Modus operandi. In a different moving picture, Encana Corp. is packing up its Canadian home to move to the U.S., where it will rebrand under the name Ovintiv, causing some speculation the company may be open to buyers.
“Is ‘Ovintiv’ Latin for ‘takeout candidate?’” Bernstein Research wrote on Oct. 31. Staying in the north would have put Encana under the jurisdiction of the Investment Canada Act, which allows the government to block foreign transactions.
Hippo inflation. Next time leasehold prices seem high, be thankful you’re not buying a tub. Bloomberg reported Nov. 12 that a bathtub shaped into a golden hippo sold at Christie’s for $4.3 million. The previous owner paid $168,000 in 2006, suggesting a 2,500% return.
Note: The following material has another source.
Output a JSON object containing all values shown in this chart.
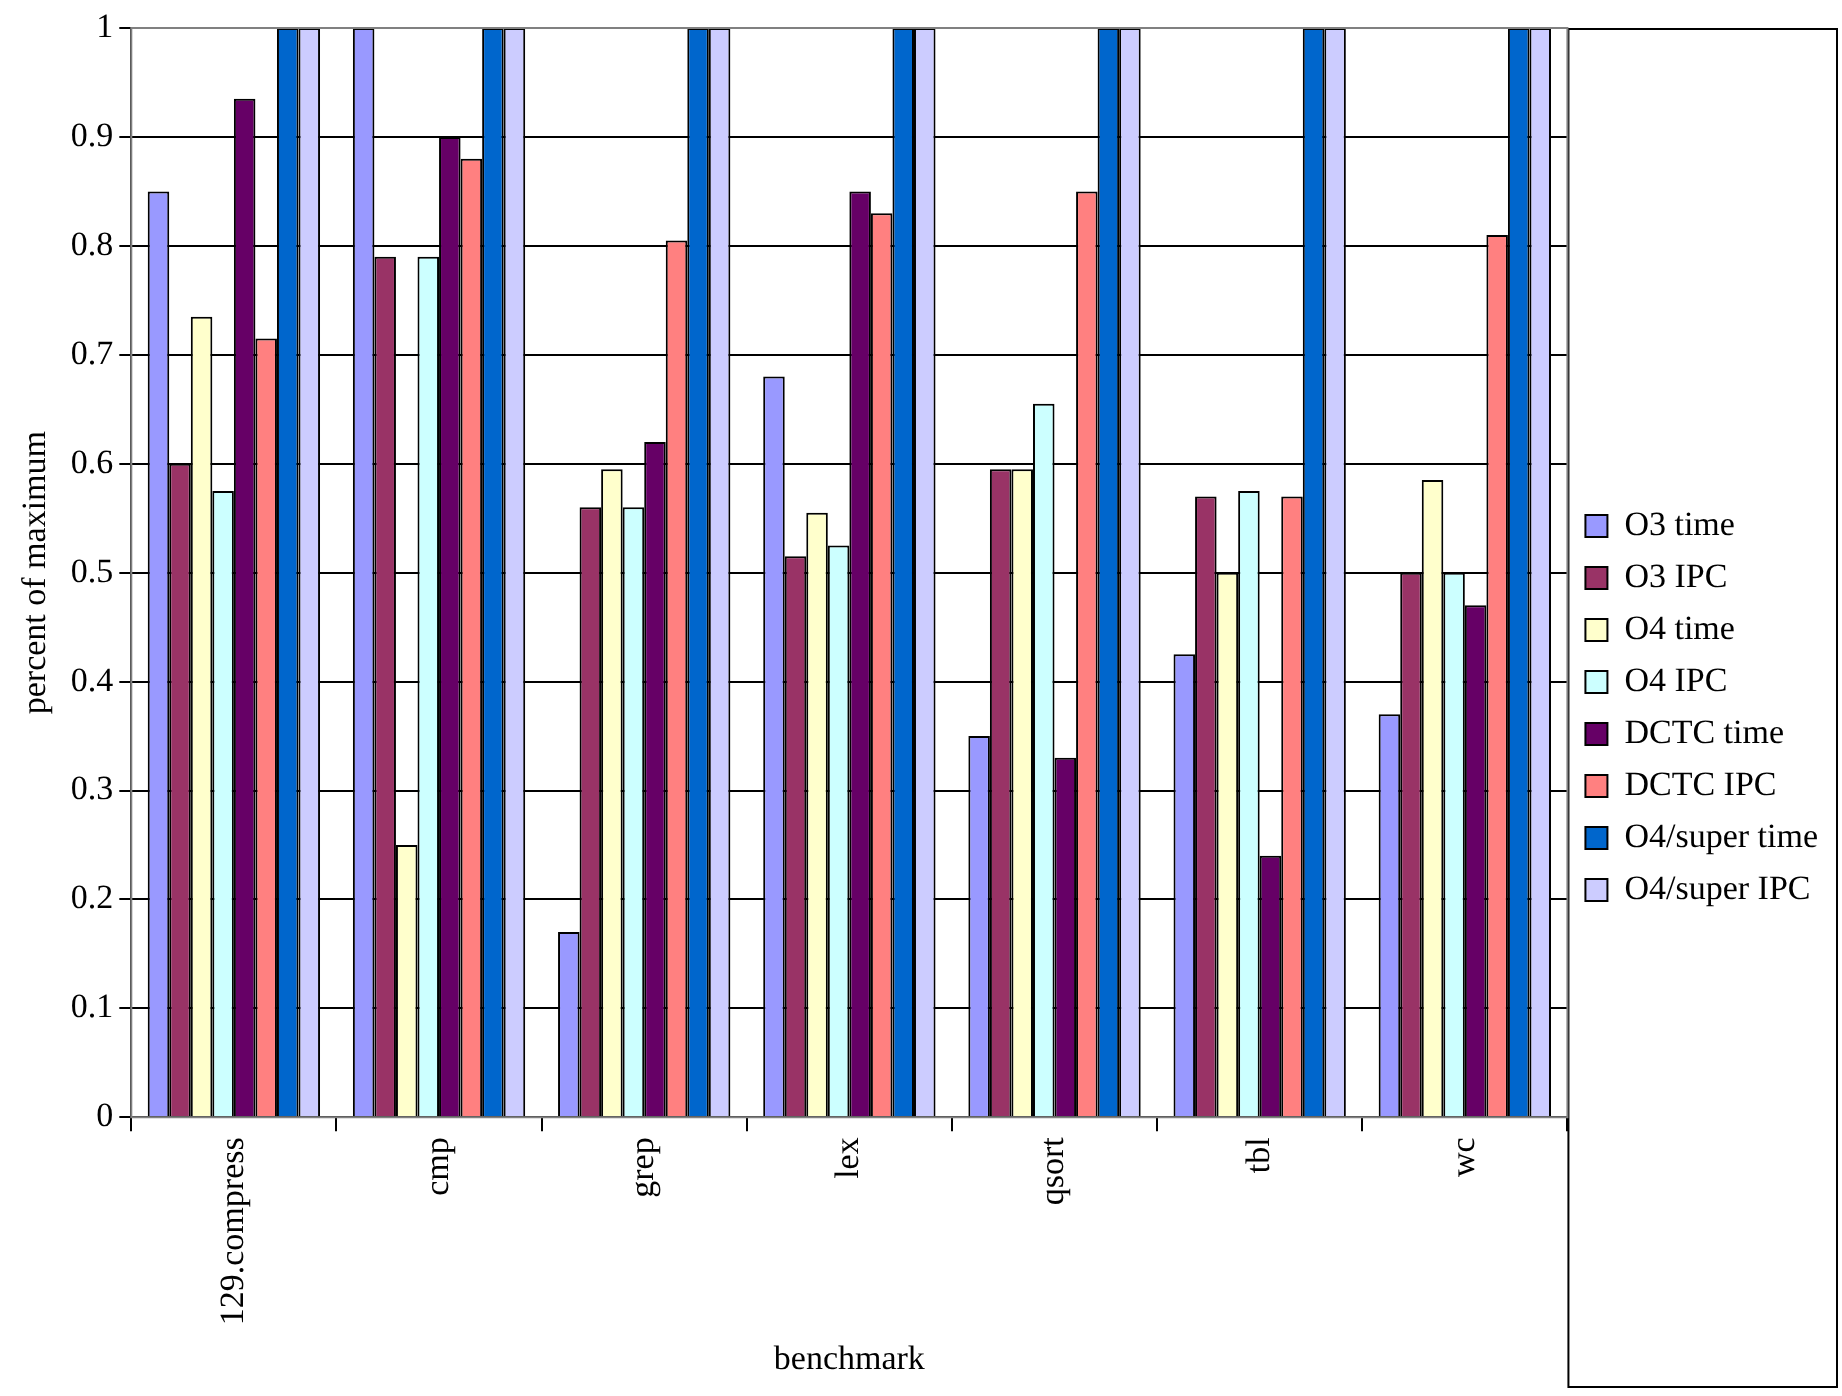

Spend a penny. Speaking of bathrooms, M&A values plunged to $37.5 billion in the third quarter, down 70% vs. third-quarter 2018, according to PwC’s quarterly analysis.
Upstream continued to make noise in the quarter with 58% of deal activity and 48% of transaction value.
PwC noted that fourth quarters are historically good for deals, but “whether that historic trend is enough to offset the general downward slope of [oil and gas] deals in 2019 remains to be seen.”
Mahogany vs. balsa. Taking a larger view of the industry, Wood Mackenzie said that while global upstream M&A is shrinking, E&Ps starved of exploration capital want to reshape their portfolios “for resilience in the face of long-term demand.”
“On the face of it this sounds like a paradox, but it is because the role of M&A in adding new barrels to company portfolios—in part because of a sharp fall in exploration—has become more important,” said Angus Rodger, Wood Mackenzie’s research director.
He noted that from 2005 to 2014, 37% of the new resource added to upstream portfolios came from M&A.
“In the last three years (2015 to 2018), this has risen to 46%. Yet at the same time global M&A activity declined since 2014,” he said.
That contrasts with executives who are increasingly gloomy about M&A prospects in 2020, Texas Lawyer magazine reported on Nov. 7. A survey by law firm Dykema Gossett found that about 32% of CEOs and CFOs are generally pessimistic about M&A compared to 15% a year ago.
“The two greatest threats to M&A activity over the next 12 months are trade tensions with China and U.S. political uncertainty,” the report said.
Unsettle right in. Perhaps the most consistently picked on Trump appointee since Attorney General Jeff Sessions is Federal Reserve chair Jerome Powell—a public berating that he clearly deserves for taking the job.
On Nov. 12, at a speech to the Economic Club of New York, the president said major stock indices would be up “another 25%” if his pick to head the Federal Reserve had been more of a team player.
But Trump’s trade war is more often cited by economists as the primary drag of productivity.
Starting in 2018, tariffs were placed on solar panels, washing machines, steel (though not titanium sponge) and aluminum before a rapid escalation of customs duties with China, which retaliated.
Until the trade war is settled, a slice of executives appears reluctant to make deals, particularly since a bad economy makes for lower oil prices. During the president’s New York speech, Trump said the U.S. and China are “close” to a deal. As oil and gas dealmakers might say, “Show me the PSA.”